Les petites filles de Julie Ewa

Cloîtré dans sa chambre d’hôtel, Thomas Mesli feuilleta une nouvelle fois le document qu’il avait imprimé. Le rapport s’intitulait  » la traite des enfants: perspectives de l’Asie et du Pacifique » et avait été présenté au cours d’une conférence à Montréal. L’auteure y énumérait toutes les possibilités en matière de trafic d’enfants. Les chiffres avancés étaient effarants: entre 1980 et 1999, dix mille sept cent soixante-huit enfants chinois avaient été enlevés et vendus, dont 70% avaient moins de sept ans. »

Chronique d’un électrochoc

En ouvrant ce roman, je savais que je serai touchée. Mes amis Geneviève et Yvan m’avaient parlé de Julie Ewa. De son investissement auprès des enfants dans les pays défavorisés, de ses immersions avant le travail d’écriture. Le moins que l’on puisse dire, c’est que du travail de fond il y en a eu…

Julie nous emmène en Chine entre 1991 et 2013. Une Chine en pleine mutation tiraillée entre traditions et mutations sociales. Si les villes prennent peu à peu le modèle occidental et certains aspects capitalistes : « tout s’achète », les villages restent enfermés. Ils vivent en autarcie et s’ouvrent peu à la révolution culturelle. Malgré ces évolutions, la Chine reste hypocrite et ferme les yeux sur certaines pratiques, d’autant que perdurera la dramatique politique de l’enfant unique, officiellement, jusqu’en 2015.

Avortements, stérilisations, homicides, enlèvements, trafics, c’est au cœur de cette Chine que nous entraîne Julie, sur les pas de Lina, étudiante, recrutée par une ONG pour faire la lumière sur des disparitions d’enfants dans le village reculé de Mou Di.

Lina ou le don de soi en écho de l’abandon de soi… Pour oublier le père absent et le suicide de sa mère, la jeune femme, fragile et forte à la fois, a fait le choix de donner aux autres. Donner pour oublier, donner pour combler le manque… Un personnage attachant, complexe, fascinant.

Bien que Julie Ewa traite de sujets particulièrement difficiles, elle glisse des pointes d’humour dans les dialogues pour alléger un récit sombre et éprouvant. Une plume vive et nerveuse, des chapitres courts, rythmés pour entretenir suspens constant. L’auteur a construit l’intrigue sur deux plans temporels: en 1991 où le lecteur suit Sun, une jeune maman qui n’a pas déclaré la naissance de sa fille, et en 2013 pendant l’enquête de Lina au sein du village dont Sun est originaire.

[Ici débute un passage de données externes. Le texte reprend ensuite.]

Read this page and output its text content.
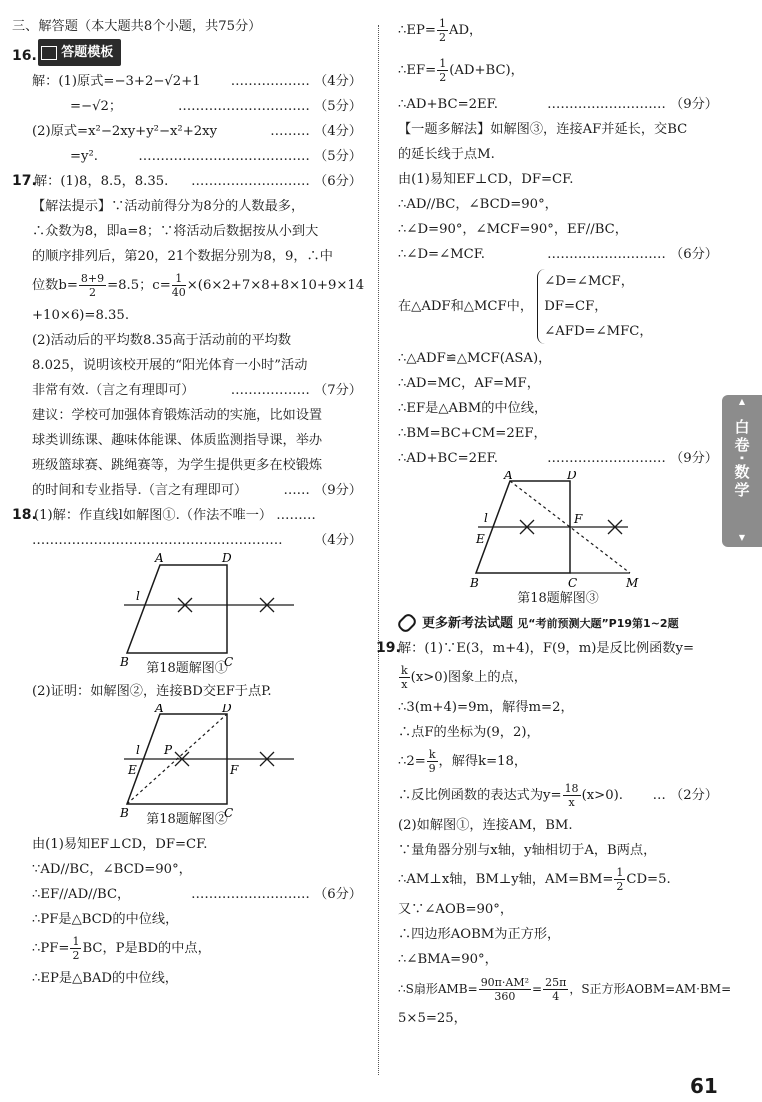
三、解答题（本大题共8个小题，共75分）
16. 答题模板
解：(1)原式=−3+2−√2+1 ……………… （4分）
=−√2；	………………………… （5分）
(2)原式=x²−2xy+y²−x²+2xy	……… （4分）
=y².	………………………………… （5分）
17.解：(1)8，8.5，8.35. ……………………… （6分）
【解法提示】∵活动前得分为8分的人数最多，
∴众数为8，即a=8；∵将活动后数据按从小到大
的顺序排列后，第20，21个数据分别为8，9，∴中
位数$b= \frac{8+9}{2} =8.5$；$c= \frac{1}{40} \times(6\times 2+7\times 8+8\times 10+9\times 14$
+10×6)=8.35.
(2)活动后的平均数8.35高于活动前的平均数
8.025，说明该校开展的“阳光体育一小时”活动
非常有效.（言之有理即可）	……………… （7分）
建议：学校可加强体育锻炼活动的实施，比如设置
球类训练课、趣味体能课、体质监测指导课，举办
班级篮球赛、跳绳赛等，为学生提供更多在校锻炼
的时间和专业指导.（言之有理即可）	…… （9分）
18.(1)解：作直线l如解图①.（作法不唯一） ………
………………………………………………… （4分）
A	D
B	C
l
第18题解图①
(2)证明：如解图②，连接BD交EF于点P.
A	D
B	C
l P
E	F
第18题解图②
由(1)易知EF⊥CD，DF=CF.
∵AD//BC，∠BCD=90°，
∴EF//AD//BC，	……………………… （6分）
∴PF是△BCD的中位线，
∴PF= $\frac{1}{2}$ BC，P是BD的中点，
∴EP是△BAD的中位线，
∴EP= $\frac{1}{2}$ AD，
∴EF= $\frac{1}{2} (AD+BC)$，
∴AD+BC=2EF.	……………………… （9分）
【一题多解法】如解图③，连接AF并延长，交BC
的延长线于点M.
由(1)易知EF⊥CD，DF=CF.
∴AD//BC，∠BCD=90°，
∴∠D=90°，∠MCF=90°，EF//BC，
∴∠D=∠MCF.	……………………… （6分）
在△ADF和△MCF中，
∠D=∠MCF，
DF=CF，
∠AFD=∠MFC，
∴△ADF≌△MCF(ASA)，
∴AD=MC，AF=MF，
∴EF是△ABM的中位线，
∴BM=BC+CM=2EF，
∴AD+BC=2EF.	……………………… （9分）
A	D
B	C	M
l
E
F
第18题解图③
更多新考法试题 见“考前预测大题”P19第1~2题
19.解：(1)∵E(3，m+4)，F(9，m)是反比例函数y=
$\frac{k}{x} (x>0)$图象上的点，
∴3(m+4)=9m，解得m=2，
∴点F的坐标为(9，2)，
∴2= $\frac{k}{9}$ ，解得k=18，
∴反比例函数的表达式为$y= \frac{18}{x} (x>0)$. … （2分）
(2)如解图①，连接AM，BM.
∵量角器分别与x轴，y轴相切于A，B两点，
∴AM⊥x轴，BM⊥y轴，$AM=BM= \frac{1}{2} CD=5$.
又∵∠AOB=90°，
∴四边形AOBM为正方形，
∴∠BMA=90°，
∴S扇形$AMB= \frac{\text{90π·AM²}}{360} = \frac{25\pi}{4}$ ，S正方形AOBM=AM·BM=
5×5=25，
▲
白卷·数学
▼
61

Julie nous parle des traditions chinoises et de la philosophie bouddhiste, du prix d’une petite fille au pays de l’enfant unique, de la mafia qui monnaye tout et corrompt les institutions, du combat de femmes et d’hommes pour que vivent ces enfants qui n’ont rien demandé d’autre que d’exister… tous les aspects traités sont fouillés, documentés. Pas de place au hasard, une intrigue en toile de fond pour révéler des faits et donner au lecteur un électrochoc.

Julie Ewa, au travers de ce roman noir, ouvre nos yeux sur le monde et nous invite à nous pencher sur ce qu’il se passe ailleurs que dans nos foyers protégés…

Les petites filles de Julie Ewa, paru le 04 janvier 2016 aux éditions Albin Michel.

5 Replies to “Les petites filles de Julie Ewa”

    1. Complètement touchée mon Yvan… Et plus encore par le second parce qu’il nous confronte à une réalité plus proche… sur laquelle on peut agir en commençant par être moins indifférents….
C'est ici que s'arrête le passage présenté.